At the door to Toebbens factory, Henia Koppel squeezed and kissed her six-month-old daughter as if for the last time. She had already done it once but ran back to do it again.
As the high warning of the work-whistle sounded, the green-eyed blonde kissed the child on the forehead, handed her off to a friend and staggered inside to her sewing station. It took all the strength and hope in her soul not to crumble to the ground. As she sat down at her post, her hands shook violently. The only way she could calm them was by pulling out the little book that was tucked in her breast pocket, beneath the big yellow star she was now forced to wear.
If she ever escaped from this madness, she would use that little book, a checkbook for a bank account in Switzerland, to start a new life for the two of them. Henia would find no new life though, executed on November 3, 1943, with 15,000 others in the Poniatowa labor camp.
Back outside, Henia’s friend wandered the filthy, crowded streets, eventually stopping in a construction site. There, she produced a little vial from her pocket and poured its contents down the throat of the babbling infant. Within a few minutes, the babe was sound asleep.
At her feet was a wooden tool box.

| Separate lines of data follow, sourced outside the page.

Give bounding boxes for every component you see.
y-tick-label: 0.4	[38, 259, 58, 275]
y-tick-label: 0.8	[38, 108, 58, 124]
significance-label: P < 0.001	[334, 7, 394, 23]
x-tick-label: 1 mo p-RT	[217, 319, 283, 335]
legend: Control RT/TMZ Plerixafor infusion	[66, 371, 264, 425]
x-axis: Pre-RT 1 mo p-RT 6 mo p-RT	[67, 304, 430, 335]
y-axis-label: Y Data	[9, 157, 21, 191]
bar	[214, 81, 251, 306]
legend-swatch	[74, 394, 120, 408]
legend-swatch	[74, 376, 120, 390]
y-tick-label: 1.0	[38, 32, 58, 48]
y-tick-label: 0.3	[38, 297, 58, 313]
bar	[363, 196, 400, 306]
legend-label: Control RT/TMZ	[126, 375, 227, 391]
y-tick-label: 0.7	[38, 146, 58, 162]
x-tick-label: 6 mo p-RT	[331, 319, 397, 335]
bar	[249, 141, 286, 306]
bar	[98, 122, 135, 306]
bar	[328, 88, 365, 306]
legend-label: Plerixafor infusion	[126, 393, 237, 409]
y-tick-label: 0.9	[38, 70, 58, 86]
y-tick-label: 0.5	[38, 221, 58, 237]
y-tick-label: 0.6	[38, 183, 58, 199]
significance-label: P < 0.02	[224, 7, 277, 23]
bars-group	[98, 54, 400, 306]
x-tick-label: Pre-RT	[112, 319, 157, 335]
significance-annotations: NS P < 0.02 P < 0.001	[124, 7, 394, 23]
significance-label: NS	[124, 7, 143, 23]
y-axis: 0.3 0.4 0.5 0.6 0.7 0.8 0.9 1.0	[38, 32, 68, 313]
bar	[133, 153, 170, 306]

She placed the child inside and headed back out into the streets, waving to a deliveryman on his way in.
The man casually picked up the box, placed it amidst a load of bricks on the back of his truck and drove unsuspected through the checkpoint.
Thanks to Irena Sendler and the Żegota, nearly 3,000 Jewish children like Elżbieta Ficowska would escape the horrors of the Warsaw ghetto in Nazi-occupied Poland, one at a time.